Conçu comme un prototype, ce gymnase a fait l’objet de mesures et de calculs thermiques réalisés par des professeurs et des étudiants du département de physique de la ­construction de l’Empa (1), notamment pendant la saison d’été 2004, pendant une durée de quinze jours. Lors de journées chaudes, lorsque la température extérieure affichait 35°C au maximum, des mesures à l’intérieur du bâtiment ont été effectuées, suivant deux périodes de fonctionnement différents. Durant la première période, la salle est restée fermée toute la journée, le système de ventilation général n’étant activé que la nuit. Dans cette configuration, la température intérieure enregistrée était supérieure à celle de l’air extérieur. Lors de la seconde période, le volume a été ventilé en permanence, de jour et de nuit. Dans ce cas, la température intérieure, mesurée durant les heures de cours (le jour), était inférieure de quelques degrés, par rapport à celle extérieure, et s’en rapprochait le soir.
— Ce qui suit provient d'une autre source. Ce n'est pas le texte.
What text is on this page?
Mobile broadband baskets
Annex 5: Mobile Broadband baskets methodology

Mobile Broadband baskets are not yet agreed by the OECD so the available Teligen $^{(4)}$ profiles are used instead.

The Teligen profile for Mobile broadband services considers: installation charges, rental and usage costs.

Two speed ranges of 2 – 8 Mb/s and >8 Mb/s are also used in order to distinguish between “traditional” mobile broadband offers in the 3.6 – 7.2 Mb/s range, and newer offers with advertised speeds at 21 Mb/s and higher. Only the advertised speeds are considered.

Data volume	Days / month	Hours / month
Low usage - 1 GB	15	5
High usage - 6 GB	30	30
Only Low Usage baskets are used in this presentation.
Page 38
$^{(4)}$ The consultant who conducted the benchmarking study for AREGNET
L’étude montre qu’il n’est pas nécessaire d’ajouter une protection solaire en toiture, sachant que la technique de régulation optimise la ventilation et le refroidissement nocturne. La ventilation naturelle est constituée, en partie basse de la façade principale, d’une bande de vantaux ouvrants implantés en imposte gérables à la demande, et, en partie haute, d’une batterie de volets intégrés verticalement dans les sheds du toit, réglables de manière automatique. Elle est complétée par une ventilation mécanique située derrière l’escalier sur toute la longueur de la salle.

Aucun phénomène classique de surchauffe n’a donc été recensé. L’hiver, le chauffage du volume est garanti par un système de chauffage par le sol doté d’une régulation adaptée. Quant à la transmission lumineuse et l’éclairement du volume, ils apparaissent élevés et performants, grâce à une incidence de la lumière du jour très favorable qui se diffuse uniformément.